The Clostridium sporogenes bacterium is anaerobic, which means that it does not require oxygen to live and multiply. This bacterium is associated with a foul odor, and typically occurs in gangrenous infections. Spores of Clostridium sporogenes can grow within tumors where there is no oxygen (including solid tumors of the breast, brain and prostate) though not tumors in other tissues of the body where oxygen is present.
Spores of the bacterium are injected into patients and only grow in solid tumors, where a specific bacterial enzyme is produced. An anti-cancer drug is injected separately into the patient in an inactive ‘pro-drug’ form. When the pro-drug reaches the site of the tumor, the bacterial enzyme activates the drug, allowing it to destroy only the cells in its vicinity – the tumor cells.

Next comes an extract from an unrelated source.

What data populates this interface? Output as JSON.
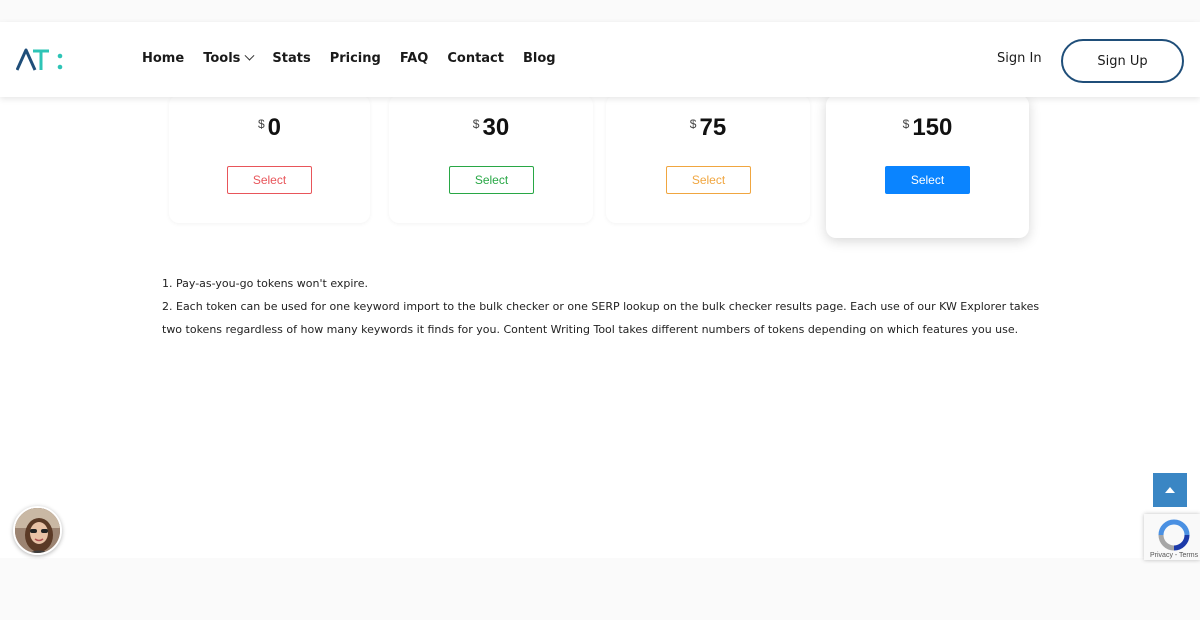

“This therapy will kill all types of tumor cell. The treatment is superior to a surgical procedure, especially for patients at high risk or with difficult tumor locations”, said Professor Minton. “A successful outcome could lead to its adoption as a frontline therapy for treating solid tumors. If the approach is successfully combined with more traditional approaches this could increase our chance of winning the battle against cancerous tumors.”
They managed to overcome the hurdles that have prevented this therapy from entering clinical trials by introducing a gene for a much-improved version of the enzyme into the C. sporogenes DNA. The improved enzyme can now be produced in far greater quantities in the tumor than previous versions, and is more efficient at converting the pro-drug into its active form.
The strain is expected to be tested in clinical trials by cancer patients in 2013, and it will be led by researchers from the University of Maastricht in Netherlands.